Platelist: Andrew Carmellini's Music for the Tongue

"You know, now, I spoke at graduation at my, CIA, about a year back. And there was a big difference in the students that were there -- kind of more higher-end background, and I think that it was very blue-collar when I went to school. I think that the TV thing really changed that. Because here, it became glamorous, it became you know, 'Hey! I am really cool and I wear a funky chef jacket and a hat, and you know, act stupid. And I kind of cook a little bit, but I really just act stupid.'

"And that really changed, it changed it a lot with young culinary students, with the perception of the business."

In other words, being a chef isn't always glamorous?

"Well, [not] if you want to do it right. It's cliche, because a lot of people talk about this, but you know, to be a great -- there's a difference between being like a chef and then kind of an entertainment personality. And there's some great chefs that are on TV now, but there's, it's different. Being a chef you have to know a lot about the business, you have to know a lot about people. And no one shows you this stuff, really, you just learn it along the way. Experience, I mean you still learn every single day, about cooking and about people. I will never figure out that one."

The one way he unplugs, Carmellini said, is to take to his home studio and cut some tracks.

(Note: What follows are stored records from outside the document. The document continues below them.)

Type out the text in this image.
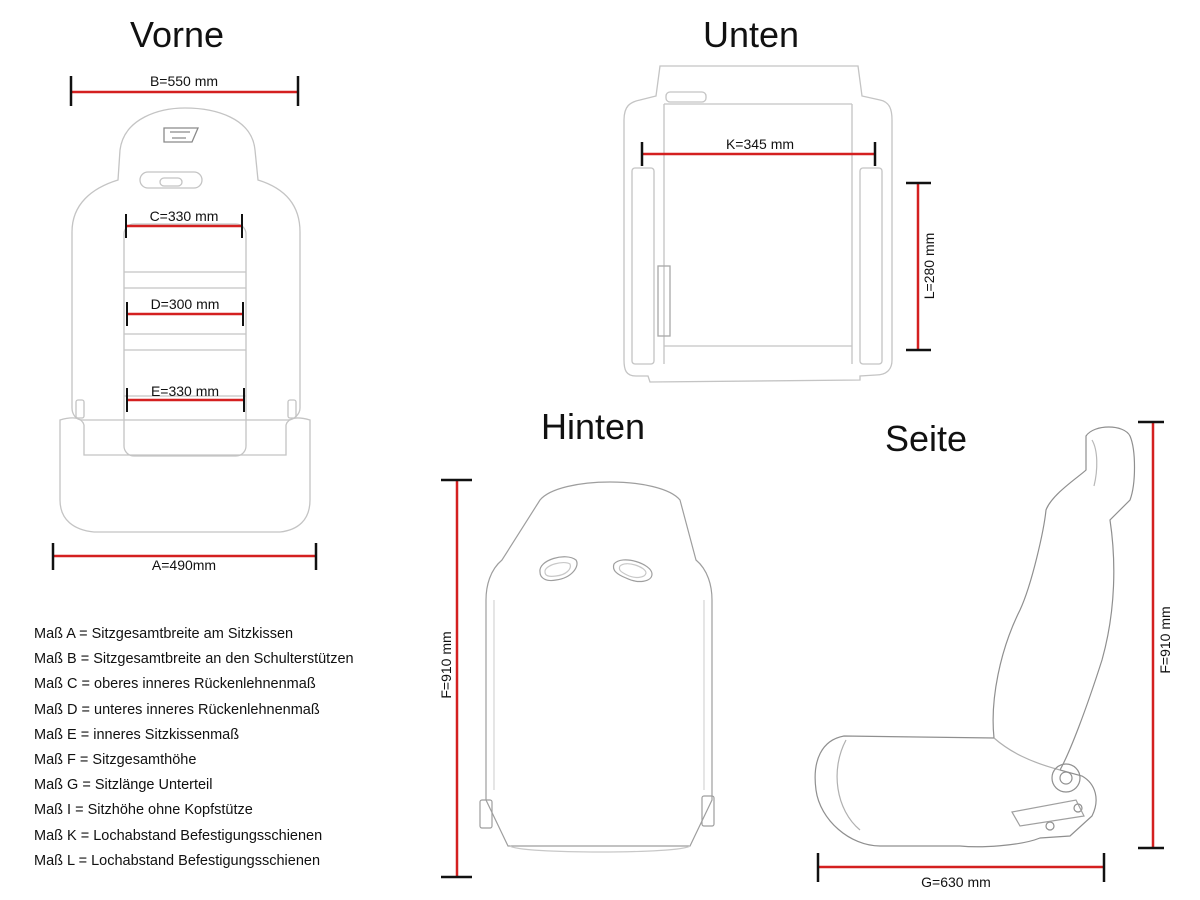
Vorne	Unten
Hinten	Seite
B=550 mm
C=330 mm
D=300 mm
E=330 mm
A=490mm
K=345 mm
L=280 mm
F=910 mm	F=910 mm
G=630 mm
Maß A = Sitzgesamtbreite am Sitzkissen
Maß B = Sitzgesamtbreite an den Schulterstützen
Maß C = oberes inneres Rückenlehnenmaß
Maß D = unteres inneres Rückenlehnenmaß
Maß E = inneres Sitzkissenmaß
Maß F = Sitzgesamthöhe
Maß G = Sitzlänge Unterteil
Maß I = Sitzhöhe ohne Kopfstütze
Maß K = Lochabstand Befestigungsschienen
Maß L = Lochabstand Befestigungsschienen
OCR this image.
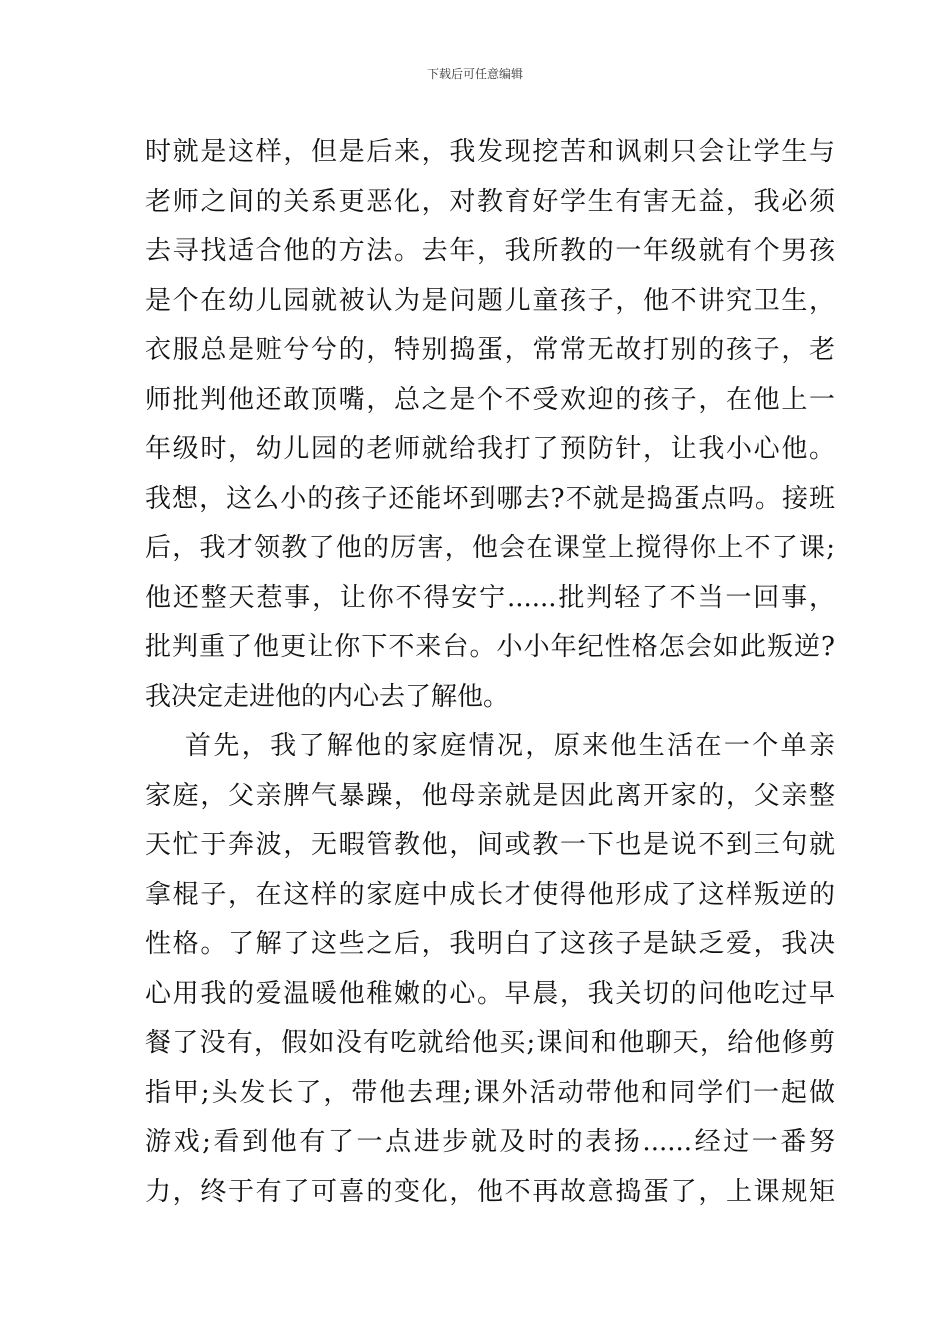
下载后可任意编辑
时就是这样，但是后来，我发现挖苦和讽刺只会让学生与
老师之间的关系更恶化，对教育好学生有害无益，我必须
去寻找适合他的方法。去年，我所教的一年级就有个男孩
是个在幼儿园就被认为是问题儿童孩子，他不讲究卫生，
衣服总是赃兮兮的，特别捣蛋，常常无故打别的孩子，老
师批判他还敢顶嘴，总之是个不受欢迎的孩子，在他上一
年级时，幼儿园的老师就给我打了预防针，让我小心他。
我想，这么小的孩子还能坏到哪去?不就是捣蛋点吗。接班
后，我才领教了他的厉害，他会在课堂上搅得你上不了课;
他还整天惹事，让你不得安宁......批判轻了不当一回事，
批判重了他更让你下不来台。小小年纪性格怎会如此叛逆?
我决定走进他的内心去了解他。
首先，我了解他的家庭情况，原来他生活在一个单亲
家庭，父亲脾气暴躁，他母亲就是因此离开家的，父亲整
天忙于奔波，无暇管教他，间或教一下也是说不到三句就
拿棍子，在这样的家庭中成长才使得他形成了这样叛逆的
性格。了解了这些之后，我明白了这孩子是缺乏爱，我决
心用我的爱温暖他稚嫩的心。早晨，我关切的问他吃过早
餐了没有，假如没有吃就给他买;课间和他聊天，给他修剪
指甲;头发长了，带他去理;课外活动带他和同学们一起做
游戏;看到他有了一点进步就及时的表扬......经过一番努
力，终于有了可喜的变化，他不再故意捣蛋了，上课规矩
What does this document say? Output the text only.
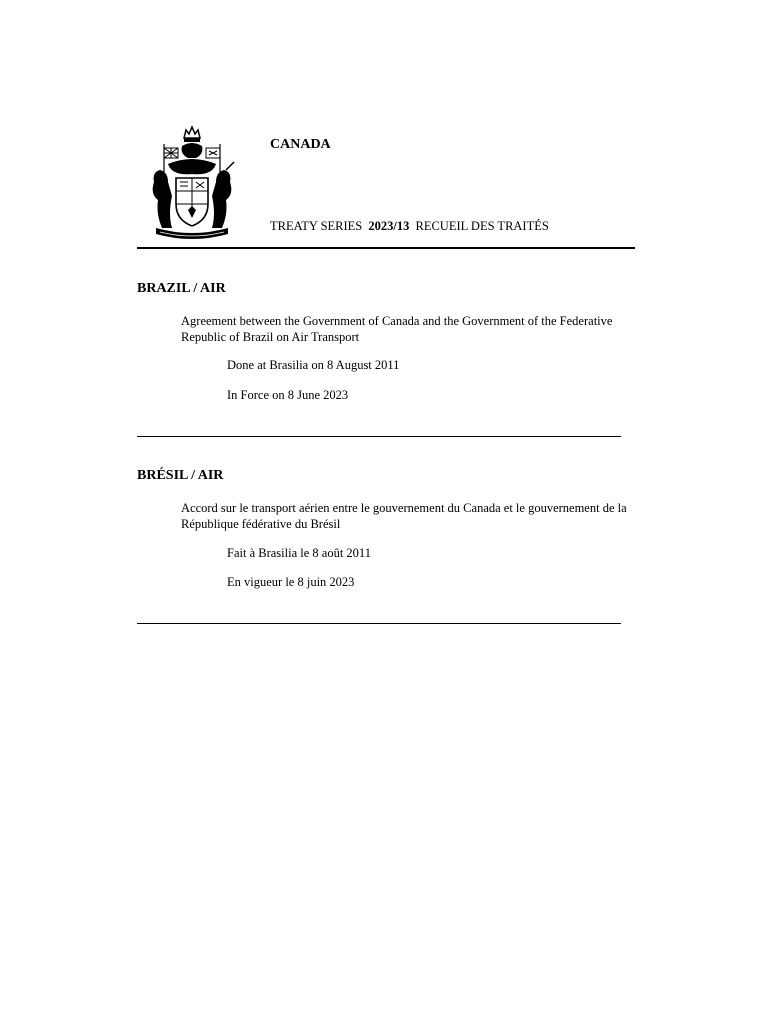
CANADA
TREATY SERIES 2023/13 RECUEIL DES TRAITÉS
BRAZIL / AIR
Agreement between the Government of Canada and the Government of the Federative Republic of Brazil on Air Transport
Done at Brasilia on 8 August 2011
In Force on 8 June 2023
BRÉSIL / AIR
Accord sur le transport aérien entre le gouvernement du Canada et le gouvernement de la République fédérative du Brésil
Fait à Brasilia le 8 août 2011
En vigueur le 8 juin 2023
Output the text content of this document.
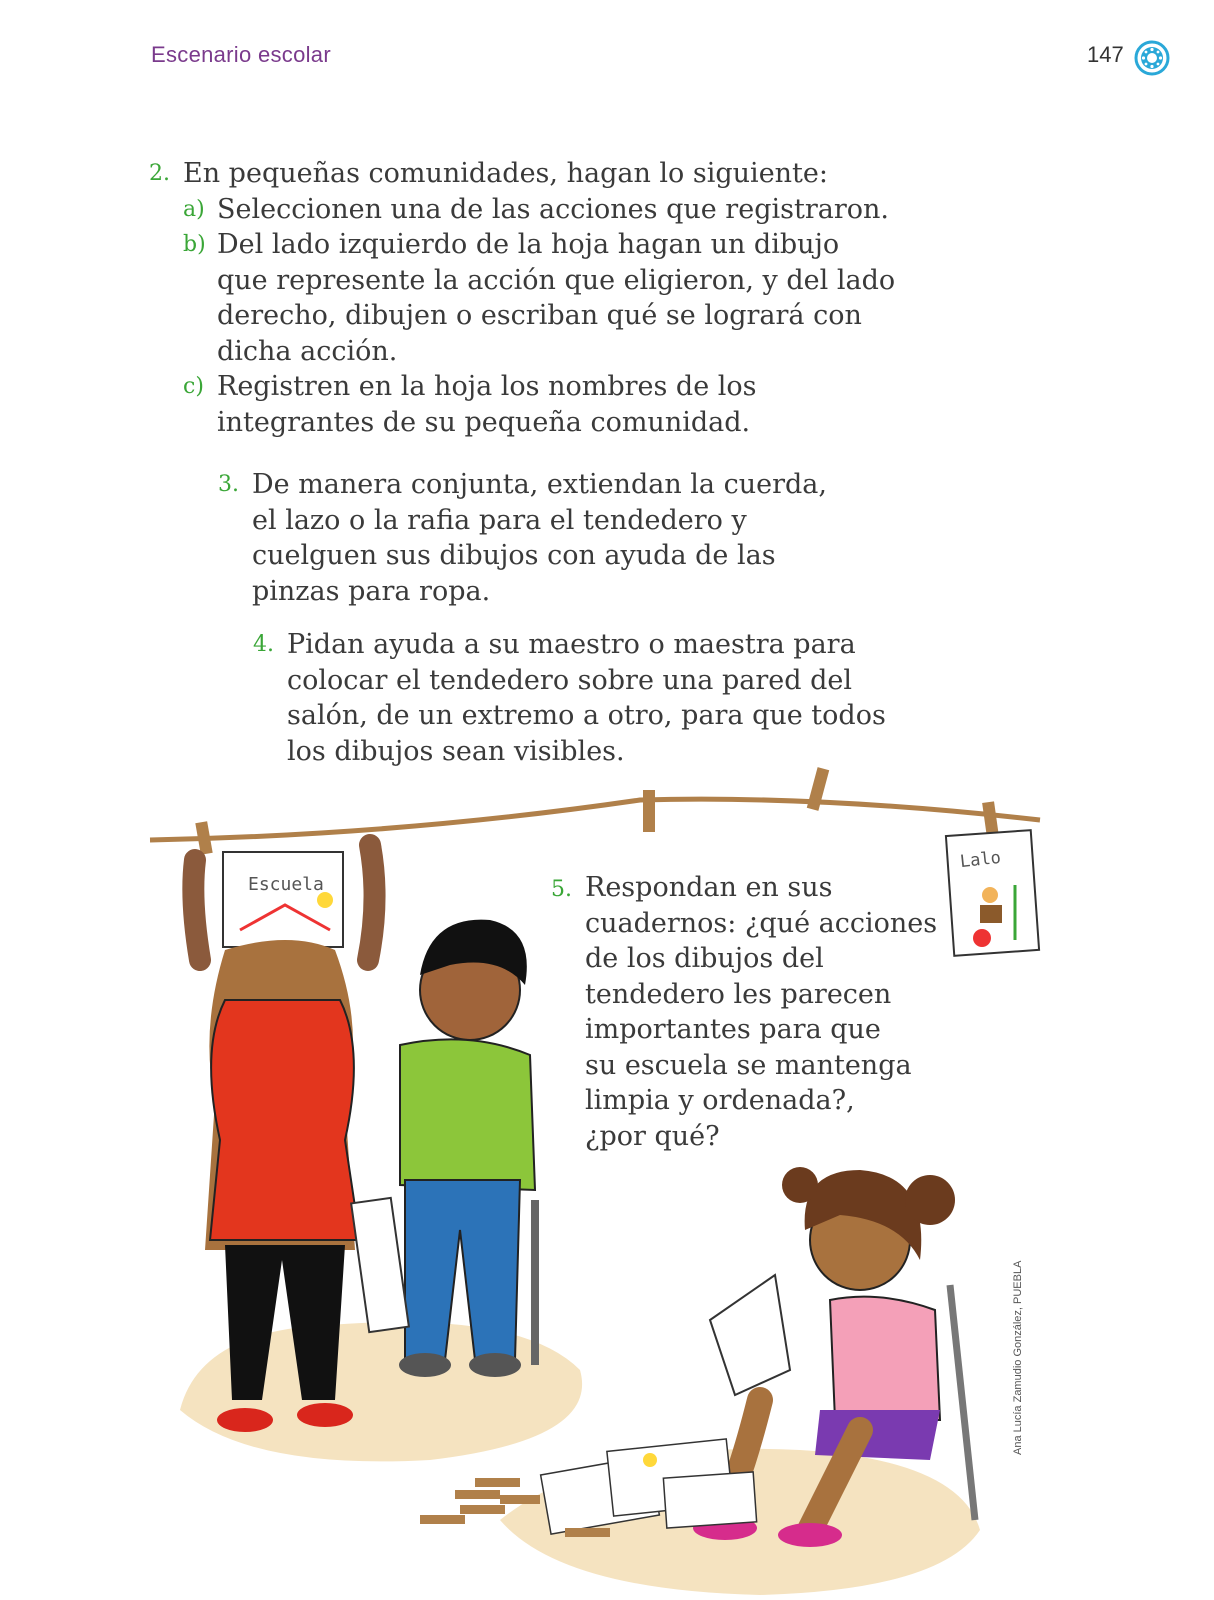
Escenario escolar	147
2. En pequeñas comunidades, hagan lo siguiente:
a) Seleccionen una de las acciones que registraron.
b) Del lado izquierdo de la hoja hagan un dibujo
que represente la acción que eligieron, y del lado
derecho, dibujen o escriban qué se logrará con
dicha acción.
c) Registren en la hoja los nombres de los
integrantes de su pequeña comunidad.
3. De manera conjunta, extiendan la cuerda,
el lazo o la rafia para el tendedero y
cuelguen sus dibujos con ayuda de las
pinzas para ropa.
4. Pidan ayuda a su maestro o maestra para
colocar el tendedero sobre una pared del
salón, de un extremo a otro, para que todos
los dibujos sean visibles.
Escuela
Lalo
5. Respondan en sus
cuadernos: ¿qué acciones
de los dibujos del
tendedero les parecen
importantes para que
su escuela se mantenga
limpia y ordenada?,
¿por qué?
Ana Lucía Zamudio González, PUEBLA
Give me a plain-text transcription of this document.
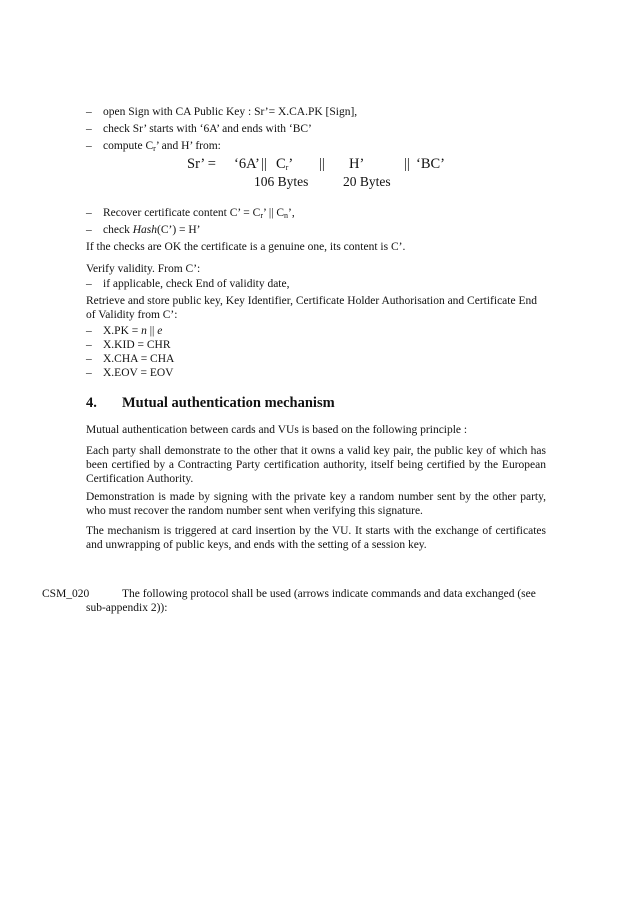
– open Sign with CA Public Key : Sr’= X.CA.PK [Sign],
– check Sr’ starts with ‘6A’ and ends with ‘BC’
– compute $C_r$’ and H’ from:
Sr’ = ‘6A’ || $C_r$’ || H’	|| ‘BC’
106 Bytes	20 Bytes
– Recover certificate content C’ = $C_r$’ || $C_n$’,
– check Hash(C’) = H’

If the checks are OK the certificate is a genuine one, its content is C’.

Verify validity. From C’:

– if applicable, check End of validity date,

Retrieve and store public key, Key Identifier, Certificate Holder Authorisation and Certificate End of Validity from C’:

– X.PK = n || e
– X.KID = CHR
– X.CHA = CHA
– X.EOV = EOV
4. Mutual authentication mechanism

Mutual authentication between cards and VUs is based on the following principle :

Each party shall demonstrate to the other that it owns a valid key pair, the public key of which has been certified by a Contracting Party certification authority, itself being certified by the European Certification Authority.

Demonstration is made by signing with the private key a random number sent by the other party, who must recover the random number sent when verifying this signature.

The mechanism is triggered at card insertion by the VU. It starts with the exchange of certificates and unwrapping of public keys, and ends with the setting of a session key.

CSM_020	The following protocol shall be used (arrows indicate commands and data exchanged (see sub-appendix 2)):
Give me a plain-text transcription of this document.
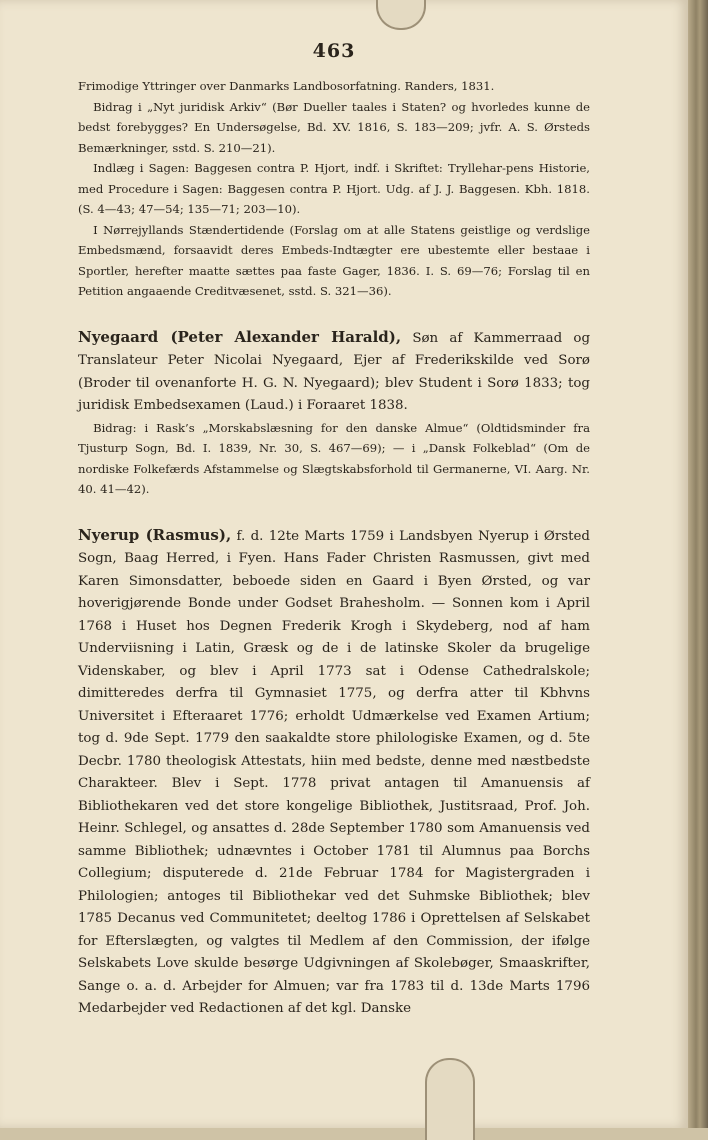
463

Frimodige Yttringer over Danmarks Landbosorfatning. Randers, 1831.

Bidrag i „Nyt juridisk Arkiv“ (Bør Dueller taales i Staten? og hvorledes kunne de bedst forebygges? En Undersøgelse, Bd. XV. 1816, S. 183—209; jvfr. A. S. Ørsteds Bemærkninger, sstd. S. 210—21).

Indlæg i Sagen: Baggesen contra P. Hjort, indf. i Skriftet: Tryllehar-pens Historie, med Procedure i Sagen: Baggesen contra P. Hjort. Udg. af J. J. Baggesen. Kbh. 1818. (S. 4—43; 47—54; 135—71; 203—10).

I Nørrejyllands Stændertidende (Forslag om at alle Statens geistlige og verdslige Embedsmænd, forsaavidt deres Embeds-Indtægter ere ubestemte eller bestaae i Sportler, herefter maatte sættes paa faste Gager, 1836. I. S. 69—76; Forslag til en Petition angaaende Creditvæsenet, sstd. S. 321—36).

Nyegaard (Peter Alexander Harald), Søn af Kammerraad og Translateur Peter Nicolai Nyegaard, Ejer af Frederikskilde ved Sorø (Broder til ovenanforte H. G. N. Nyegaard); blev Student i Sorø 1833; tog juridisk Embedsexamen (Laud.) i Foraaret 1838.

Bidrag: i Rask’s „Morskabslæsning for den danske Almue“ (Oldtidsminder fra Tjusturp Sogn, Bd. I. 1839, Nr. 30, S. 467—69); — i „Dansk Folkeblad“ (Om de nordiske Folkefærds Afstammelse og Slægtskabsforhold til Germanerne, VI. Aarg. Nr. 40. 41—42).

Nyerup (Rasmus), f. d. 12te Marts 1759 i Landsbyen Nyerup i Ørsted Sogn, Baag Herred, i Fyen. Hans Fader Christen Rasmussen, givt med Karen Simonsdatter, beboede siden en Gaard i Byen Ørsted, og var hoverigjørende Bonde under Godset Brahesholm. — Sonnen kom i April 1768 i Huset hos Degnen Frederik Krogh i Skydeberg, nod af ham Underviisning i Latin, Græsk og de i de latinske Skoler da brugelige Videnskaber, og blev i April 1773 sat i Odense Cathedralskole; dimitteredes derfra til Gymnasiet 1775, og derfra atter til Kbhvns Universitet i Efteraaret 1776; erholdt Udmærkelse ved Examen Artium; tog d. 9de Sept. 1779 den saakaldte store philologiske Examen, og d. 5te Decbr. 1780 theologisk Attestats, hiin med bedste, denne med næstbedste Charakteer. Blev i Sept. 1778 privat antagen til Amanuensis af Bibliothekaren ved det store kongelige Bibliothek, Justitsraad, Prof. Joh. Heinr. Schlegel, og ansattes d. 28de September 1780 som Amanuensis ved samme Bibliothek; udnævntes i October 1781 til Alumnus paa Borchs Collegium; disputerede d. 21de Februar 1784 for Magistergraden i Philologien; antoges til Bibliothekar ved det Suhmske Bibliothek; blev 1785 Decanus ved Communitetet; deeltog 1786 i Oprettelsen af Selskabet for Efterslægten, og valgtes til Medlem af den Commission, der ifølge Selskabets Love skulde besørge Udgivningen af Skolebøger, Smaaskrifter, Sange o. a. d. Arbejder for Almuen; var fra 1783 til d. 13de Marts 1796 Medarbejder ved Redactionen af det kgl. Danske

"You know, everyone has their thing outside what they do every day, and mine is music. Whether I am good or not -- I have no idea. But I just like it because it's a way to, you know, concentrate on something and do something that makes me happy. I spent a lot of money, I have a little studio in my house, and I can -- when I get home, four or five nights a week -- I can put on headphones ... and play music, and concentrate on something that has nothing to do with cooking, or reservation sheets, or anything, and just completely get lost in it. So that's kind of the way I disconnect a little bit."

For as far as he can draw out the analogy between cooking and music, the similarity breaks down in the inherent chaos of the kitchen, Carmellini explained.

"I really wish a restaurant was like making a great song, and I could spend one month trying to make the perfect song -- and you record it, you get the vocals where you want to be, the bass is perfect, drums sound great, and you put it on a CD and everytime you want to hear that song you just put it in a CD player and it's the same every single time. The restaurant business changes every single day. Which is the great dynamic of it, but I think it's also kind of crazy, too. The customers change, fish delivery changes. The temperature of the dining room changes, you know, my mood changes. Eighty employees, their moods change, every day there's always a million variations on what can go great, and what can go wrong."

In the end, Carmellini said, he takes his own feelings as a barometer to what he wants to do and how he wants to do it.

"I don't have a particular philosophy. Professionally I kind of do, like the way we work, but as far as the food is concerned, it's very emotional for me. Kind of like the way I feel.

"So, six years ago, when I was doing very refined, high-end, kind of French fusion cooking, [it] was really the way I felt then about how I wanted to cook. You know, now we have a big bustling corner, which has really robust cooking, served at a great price, and it's busy and it's loud and it's fun. And that's kind of how I feel now."